At the other end of the pitch, Rostyn Griffiths’ return to the back four in partnership with Nuno Reis would be crucial for City’s chances of shutting out the Macarthur frontline, with fans likely to feel far more reassured with that combination at the back than the likes of Alec Mills or Kerrin Stokes featuring from the start – with respect to the youngsters who’ve been largely impressive in their debut seasons.
A trickier inclusion will be Nathaniel Atkinson, who I’m not entirely certain will start the game at all. If he does, it’ll either be as a result of Scott Galloway copping the short end of the stick and dropping to the bench or appearing as a winger if one of Nabbout or Noone doesn’t start – we don’t see him replacing Tilio if both aforementioned forwards are available.
Finding a new route to goal
Whilst I've already discussed how the double inclusion of Nabbout and Noone would transform our attacking prospects in tomorrow’s clash, an issue that’s remained unsolved for weeks will need to be addressed regardless: How do we score goals without JMac?
The City offense has looked a shadow of itself since Maclaren’s departure, with scoring opportunities drying up and the team only managing to score twice against the league’s bottom two teams in recent weeks, with one of those goals being a fortunate Nick Ansell own-goal.
For me, the keys to rediscovering our best form lies in having the quality of both Noone and Nabbout on the park, as well as Nabbout’s direct approach to goal and willingness to shoot. From here, there are two options, with Noone on the left in both situations:
Colakovski plays the Maclaren role, with additional firepower coming from Nabbout on the wing to split defenders’ attentions away from Cola.
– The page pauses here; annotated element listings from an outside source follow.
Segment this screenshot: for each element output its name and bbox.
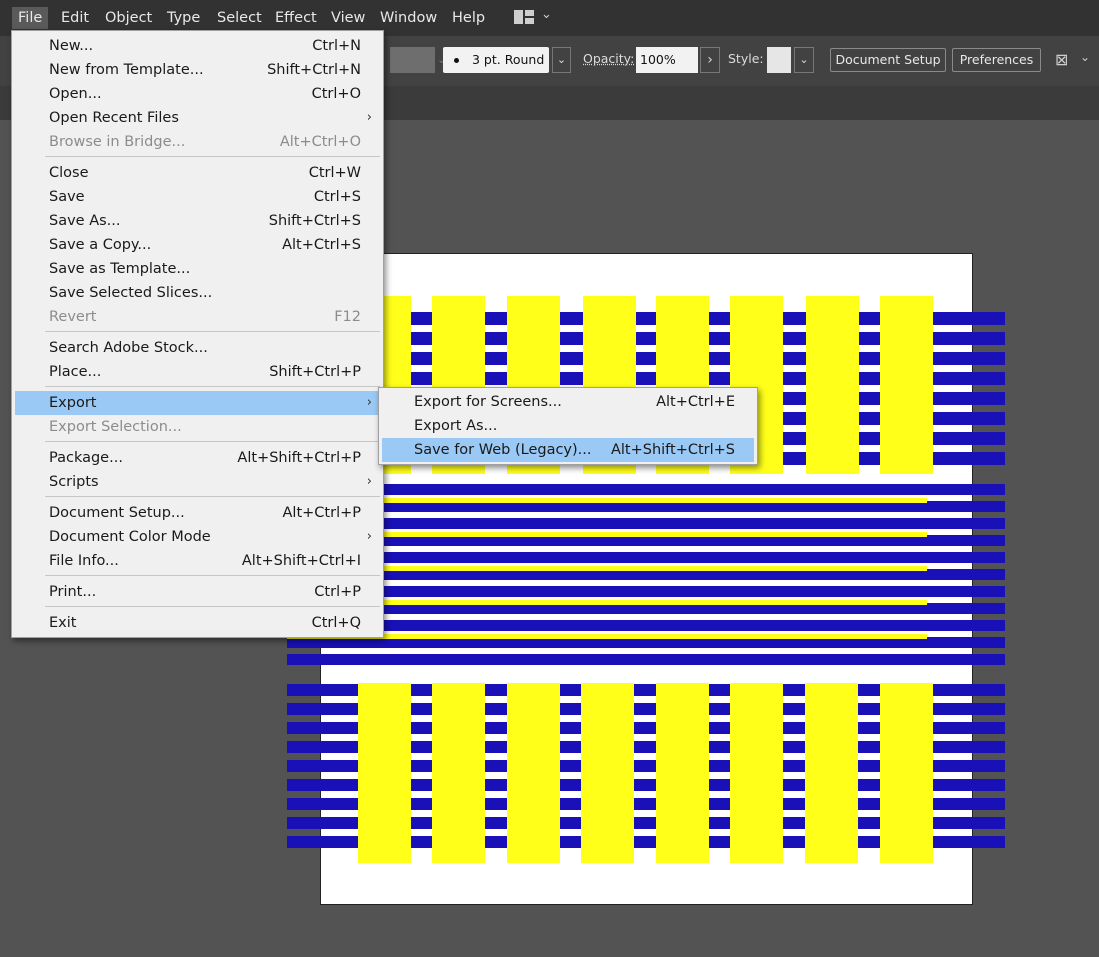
menu-item-save-selected-slices[interactable]: Save Selected Slices... [15,281,380,305]
yellow-bar [805,683,858,863]
blue-stripe [287,586,1005,597]
menu-item-browse-in-bridge: Browse in Bridge... Alt+Ctrl+O [49,134,361,150]
menu-separator [45,575,380,576]
menu-item-document-setup[interactable]: Document Setup... Alt+Ctrl+P [15,501,380,525]
yellow-bar [507,683,560,863]
menu-item-export[interactable]: Export › [15,391,380,415]
menu-separator [45,441,380,442]
menu-item-export-selection: Export Selection... [49,419,182,435]
menu-item-new-from-template[interactable]: New from Template... Shift+Ctrl+N [15,58,380,82]
menu-item-package[interactable]: Package... Alt+Shift+Ctrl+P [15,446,380,470]
yellow-bar [806,296,859,474]
menu-item-exit[interactable]: Exit Ctrl+Q [15,611,380,635]
menu-item-revert: Revert F12 [49,309,361,325]
menu-item-close[interactable]: Close Ctrl+W [15,161,380,185]
menu-item-export-for-screens[interactable]: Export for Screens... Alt+Ctrl+E [382,390,754,414]
menu-item-scripts[interactable]: Scripts › [15,470,380,494]
menu-item-save-a-copy[interactable]: Save a Copy... Alt+Ctrl+S [15,233,380,257]
chevron-right-icon: › [366,529,372,544]
menu-item-open-recent-files[interactable]: Open Recent Files › [15,106,380,130]
chevron-right-icon: › [366,110,372,125]
yellow-bar [432,683,485,863]
menu-item-save-as-template[interactable]: Save as Template... [15,257,380,281]
yellow-bar [656,683,709,863]
menu-item-save-as[interactable]: Save As... Shift+Ctrl+S [15,209,380,233]
blue-stripe [287,552,1005,563]
menu-item-search-adobe-stock[interactable]: Search Adobe Stock... [15,336,380,360]
yellow-bar [358,683,411,863]
yellow-bar [730,683,783,863]
blue-stripe [287,620,1005,631]
menu-item-open[interactable]: Open... Ctrl+O [15,82,380,106]
menu-item-save[interactable]: Save Ctrl+S [15,185,380,209]
export-submenu: Export for Screens... Alt+Ctrl+E Export A… [378,387,758,465]
menu-separator [45,156,380,157]
menu-separator [45,386,380,387]
menu-item-place[interactable]: Place... Shift+Ctrl+P [15,360,380,384]
blue-stripe [287,654,1005,665]
chevron-right-icon: › [366,474,372,489]
blue-stripe [287,518,1005,529]
chevron-right-icon: › [366,395,372,410]
menu-item-document-color-mode[interactable]: Document Color Mode › [15,525,380,549]
file-menu: New... Ctrl+N New from Template... Shift+C… [11,30,384,638]
menu-separator [45,496,380,497]
menu-item-print[interactable]: Print... Ctrl+P [15,580,380,604]
yellow-bar [880,296,933,474]
menu-item-new[interactable]: New... Ctrl+N [15,34,380,58]
menu-item-save-for-web-legacy[interactable]: Save for Web (Legacy)... Alt+Shift+Ctrl+S [382,438,754,462]
menu-item-export-as[interactable]: Export As... [382,414,754,438]
yellow-bar [581,683,634,863]
menu-separator [45,331,380,332]
yellow-bar [880,683,933,863]
blue-stripe [287,484,1005,495]
menu-item-file-info[interactable]: File Info... Alt+Shift+Ctrl+I [15,549,380,573]
menu-separator [45,606,380,607]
Nabbout fills in as our #9 and Tilio (or perhaps Atkinson) is made far more effective by having an attacking spearhead to service, or to use as a dummy to target the goals himself.
Positive takeaways from our previous clashes with Macarthur
Finally, whilst we don’t exactly boast the head-to-head record against Macarthur as we did against Western United in last year’s Semi, the previous battles between the teams should give City fans confidence as to how we’ll match up against them tactically.
In the inaugural meeting between the teams, it was a burst of three first-half goals that decided the encounter for City. With the business done early, the home team was able to defend its lead and secure a comfortable clean sheet.
In the second meeting, this time at Campbelltown Stadium, City created plenty of opportunities in the first half, but took until the 59th minute to break the deadlock, with Noone crossing in for Metcalfe to volley home.
Whilst the game may have ended 1-1, City fans can take some heart in the fact that Stokes’ poor giveaway that lead to the goal was an unlikely error rather than Macarthur beating City’s defensive system.
With that being the only goal the Bulls have scored against us this year, a more assured defensive partnership of Reis and Griffiths will have fans confident of securing a crucial clean sheet.